Kobanê duruşmasında devletin müdahilliğine tepki

Kobanê Davası'nın duruşmasında mahkeme heyetinin avukatları engellemeye dönük tutumları dikkat çekti. Avukatlar devletin müdahillik talebine tepki gösterdi.

DAİŞ’in Kobanê’ye yönelik saldırıları karşısında 6-8 Ekim 2014’te gerçekleştirilen eylemler gerekçe gösterilerek, 21’i tutuklu 108 isim hakkında açılan Kobanê Davası’nın 8. duruşması, 4. gününde Sincan Cezaevi Kampüsü’nde görüldü.

Ankara 22’nci Ağır Ceza Mahkemesi tarafından görülen davanın duruşmasına Sincan Cezaevi’nde kalan tutsakların bir kısmı katılırken, bir kısmı mazeret bildirdi. Farklı cezaevlerinde tutulan siyasetçilerin de bir kısmı Ses ve Görüntü Bilişim Sistemi’yle (SEGBİS) bağlandı, bir kısmı yine mazeret bildirdi. 

Tutuksuz yargılanan HDP eski milletvekili İbrahim Binici ve HDP eski MYK üyesi Gülfer Akkaya salonda bulundu. 

Mahkeme başkanı, Kocaeli 1 Nolu F Tipi Cezaevi’nde tutulan ve sağlık durumu kötüye giden Kürt siyasetçi Aysel Tuğluk için yazılan müzekkereye cevap veren cezaevinin, Adli Tıp Kurumu’na sevk edileceğini bildirdiğini belirtti. 

Kürtçe konuşan tutsak Siyasetçi Zeynep Ölbeci, dava dosyalarının tamamının henüz kendisine gönderilmediğini belirtti. 

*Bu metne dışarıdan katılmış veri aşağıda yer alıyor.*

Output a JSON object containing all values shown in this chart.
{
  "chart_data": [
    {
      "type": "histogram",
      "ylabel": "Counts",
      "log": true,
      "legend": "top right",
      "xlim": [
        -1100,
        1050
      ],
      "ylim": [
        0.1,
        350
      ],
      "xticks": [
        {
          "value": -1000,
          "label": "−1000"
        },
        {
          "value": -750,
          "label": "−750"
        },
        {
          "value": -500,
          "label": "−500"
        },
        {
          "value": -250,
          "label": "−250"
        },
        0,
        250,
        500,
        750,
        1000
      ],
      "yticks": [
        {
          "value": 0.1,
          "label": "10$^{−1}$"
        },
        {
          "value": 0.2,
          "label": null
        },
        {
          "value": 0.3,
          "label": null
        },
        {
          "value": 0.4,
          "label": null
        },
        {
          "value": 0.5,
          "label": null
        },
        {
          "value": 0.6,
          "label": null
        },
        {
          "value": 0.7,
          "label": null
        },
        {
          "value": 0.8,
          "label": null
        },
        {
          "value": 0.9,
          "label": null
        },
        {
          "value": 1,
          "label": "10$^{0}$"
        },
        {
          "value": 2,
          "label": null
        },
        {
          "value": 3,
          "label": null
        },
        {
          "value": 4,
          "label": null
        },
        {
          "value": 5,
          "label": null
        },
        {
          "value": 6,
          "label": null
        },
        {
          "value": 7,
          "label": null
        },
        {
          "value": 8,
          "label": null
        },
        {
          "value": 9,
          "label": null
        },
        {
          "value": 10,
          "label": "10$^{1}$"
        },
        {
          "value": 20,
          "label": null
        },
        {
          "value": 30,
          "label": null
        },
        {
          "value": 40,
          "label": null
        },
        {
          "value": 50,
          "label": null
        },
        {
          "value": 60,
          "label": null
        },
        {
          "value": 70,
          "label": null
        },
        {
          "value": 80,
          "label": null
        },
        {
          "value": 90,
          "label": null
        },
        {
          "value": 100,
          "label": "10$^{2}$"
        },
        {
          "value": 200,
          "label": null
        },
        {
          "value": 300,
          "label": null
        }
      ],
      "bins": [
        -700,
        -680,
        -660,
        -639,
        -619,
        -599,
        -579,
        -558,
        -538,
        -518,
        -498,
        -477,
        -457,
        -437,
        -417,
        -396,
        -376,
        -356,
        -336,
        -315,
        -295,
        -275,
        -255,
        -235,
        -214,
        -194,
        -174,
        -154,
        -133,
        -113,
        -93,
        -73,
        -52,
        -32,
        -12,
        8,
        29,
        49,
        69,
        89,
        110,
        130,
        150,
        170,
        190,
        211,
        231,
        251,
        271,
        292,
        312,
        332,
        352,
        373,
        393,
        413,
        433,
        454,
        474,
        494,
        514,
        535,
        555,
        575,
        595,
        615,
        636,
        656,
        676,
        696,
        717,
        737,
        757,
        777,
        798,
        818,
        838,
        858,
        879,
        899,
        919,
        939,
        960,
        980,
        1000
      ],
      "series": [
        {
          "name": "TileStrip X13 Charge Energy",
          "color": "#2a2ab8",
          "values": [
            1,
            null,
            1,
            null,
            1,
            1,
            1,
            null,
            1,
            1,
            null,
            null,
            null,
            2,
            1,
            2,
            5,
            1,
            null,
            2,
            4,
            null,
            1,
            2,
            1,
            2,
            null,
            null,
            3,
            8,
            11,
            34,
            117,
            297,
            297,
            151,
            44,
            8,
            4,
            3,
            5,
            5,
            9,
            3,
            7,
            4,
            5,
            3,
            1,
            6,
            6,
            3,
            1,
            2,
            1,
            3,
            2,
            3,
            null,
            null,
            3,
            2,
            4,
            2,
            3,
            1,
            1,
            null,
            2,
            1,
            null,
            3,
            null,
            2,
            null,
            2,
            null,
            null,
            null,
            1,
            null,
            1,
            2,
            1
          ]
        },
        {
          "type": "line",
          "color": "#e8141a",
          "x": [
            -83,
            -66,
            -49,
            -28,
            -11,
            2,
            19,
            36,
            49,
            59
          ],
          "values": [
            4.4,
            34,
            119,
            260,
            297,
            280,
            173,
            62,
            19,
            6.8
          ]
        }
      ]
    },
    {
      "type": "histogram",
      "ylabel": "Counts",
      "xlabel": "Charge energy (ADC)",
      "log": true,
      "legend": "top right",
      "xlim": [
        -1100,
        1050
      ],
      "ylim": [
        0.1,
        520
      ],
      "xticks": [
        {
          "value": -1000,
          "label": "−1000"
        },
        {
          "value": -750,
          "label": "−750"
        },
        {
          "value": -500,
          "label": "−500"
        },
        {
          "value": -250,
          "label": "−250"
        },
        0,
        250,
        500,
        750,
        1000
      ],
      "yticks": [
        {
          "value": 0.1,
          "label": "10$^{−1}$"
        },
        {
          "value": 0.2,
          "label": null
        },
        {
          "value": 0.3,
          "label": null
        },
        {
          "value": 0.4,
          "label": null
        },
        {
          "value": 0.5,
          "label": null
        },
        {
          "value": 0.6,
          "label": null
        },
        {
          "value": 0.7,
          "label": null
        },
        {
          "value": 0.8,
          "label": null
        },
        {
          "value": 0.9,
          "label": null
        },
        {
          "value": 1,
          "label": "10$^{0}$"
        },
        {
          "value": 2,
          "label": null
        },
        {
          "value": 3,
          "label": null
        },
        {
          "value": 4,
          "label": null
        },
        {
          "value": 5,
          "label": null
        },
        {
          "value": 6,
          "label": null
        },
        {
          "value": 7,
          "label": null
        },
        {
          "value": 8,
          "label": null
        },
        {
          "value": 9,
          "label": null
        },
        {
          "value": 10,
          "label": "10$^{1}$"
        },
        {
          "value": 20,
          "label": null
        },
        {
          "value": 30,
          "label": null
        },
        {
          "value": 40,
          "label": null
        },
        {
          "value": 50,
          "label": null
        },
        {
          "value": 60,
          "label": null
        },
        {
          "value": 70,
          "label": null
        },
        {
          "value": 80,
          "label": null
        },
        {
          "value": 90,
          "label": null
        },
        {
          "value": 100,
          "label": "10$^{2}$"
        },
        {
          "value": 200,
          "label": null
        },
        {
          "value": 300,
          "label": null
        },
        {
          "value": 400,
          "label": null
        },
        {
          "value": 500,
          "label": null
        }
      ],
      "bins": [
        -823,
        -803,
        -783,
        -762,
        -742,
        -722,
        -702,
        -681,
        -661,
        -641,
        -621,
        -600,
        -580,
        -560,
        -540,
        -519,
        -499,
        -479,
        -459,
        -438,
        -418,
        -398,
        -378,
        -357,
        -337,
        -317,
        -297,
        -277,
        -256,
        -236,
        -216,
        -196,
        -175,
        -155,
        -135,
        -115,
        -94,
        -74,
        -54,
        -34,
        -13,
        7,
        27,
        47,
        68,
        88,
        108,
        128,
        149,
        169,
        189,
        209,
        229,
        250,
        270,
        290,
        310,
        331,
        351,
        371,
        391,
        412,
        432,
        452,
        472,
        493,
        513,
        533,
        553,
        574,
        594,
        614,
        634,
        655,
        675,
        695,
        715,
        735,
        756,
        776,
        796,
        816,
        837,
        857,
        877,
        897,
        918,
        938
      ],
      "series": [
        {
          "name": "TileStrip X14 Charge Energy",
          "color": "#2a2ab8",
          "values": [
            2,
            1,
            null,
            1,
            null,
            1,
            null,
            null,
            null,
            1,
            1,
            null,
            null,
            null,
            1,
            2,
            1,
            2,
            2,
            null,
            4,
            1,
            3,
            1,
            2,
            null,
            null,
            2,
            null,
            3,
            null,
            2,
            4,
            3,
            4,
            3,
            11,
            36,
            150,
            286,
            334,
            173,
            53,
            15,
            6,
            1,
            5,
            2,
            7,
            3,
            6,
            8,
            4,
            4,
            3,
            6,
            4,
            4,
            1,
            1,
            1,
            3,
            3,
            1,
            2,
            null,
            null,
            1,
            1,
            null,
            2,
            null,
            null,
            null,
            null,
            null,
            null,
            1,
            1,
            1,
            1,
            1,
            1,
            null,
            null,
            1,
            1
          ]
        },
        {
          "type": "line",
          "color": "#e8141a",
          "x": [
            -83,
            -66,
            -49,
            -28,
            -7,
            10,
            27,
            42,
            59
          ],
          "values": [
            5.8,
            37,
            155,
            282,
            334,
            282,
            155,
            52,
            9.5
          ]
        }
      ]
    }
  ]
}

Cezaevlerinde artan hak ihlallerine ve yaşanan ölümlere dikkat çeken Ölbeci, “Son süreçte cezaevlerinde şüpheli şekilde ve hastalıktan yaşamını yitiren arkadaşlarımız oldu. Bu politikaları kınıyorum. Sebebi ne olursa olsun sistematik devlet politikasını bir sonucudur bu" dedi.

AVUKATLAR ENGELLENDİ

Dava avukatları, kurulan ara karara dair söz almak istedi. Avukatlar, “Söz talebimiz var. Böyle bir usul yok. Cezaevlerinden gelen yazıları duruşma tutanaklarına yansıtmıyorsunuz ya da gerçek dışı yansıtıyorsunuz” dedi.  Mahkeme başkanı avukatların sözünü keserek tutanağa, avukatların sözleri yerine, “Düzeni bozacak şekilde davranışlarda bulundu” şeklinde geçti. 

Türk İçişleri Bakanlığı’nın avukatı Hasan Demir, katılma talebinin kabul edilmesini istedi. İçişleri Bakanlığı avukatının katılma talebinin ardından avukatlar, katılma talebine dair söz almak istedi. Avukatların mikrofonunu açmayan mahkeme başkanı, sesini yükselterek, “Susun diyorum” dedi. Avukatların duymazlıktan gelen mahkeme başkanı, avukatların mikrofonunu kapattı. 
Usule aykırı yargılamayı sürdüren mahkeme, Karayolları Genel Müdürlüğü avukatı Merve Mert’e söz verdi. 

Dava avukatlarına söz vermeyen mahkeme başkanı, müşteki avukatlarına söz vermeye devam etti.
Kürt Siyasetçi ve Özgür Kadın Hareketi (TJA) Aktivisti Ayla Akat Ata, "Biz insanların yaşam hakkını savunmak için mücadele ettik. Bu ülkede paramiliter güçler devredeydi. Biz istemediğiniz kadar çok konuşacağız" dedi.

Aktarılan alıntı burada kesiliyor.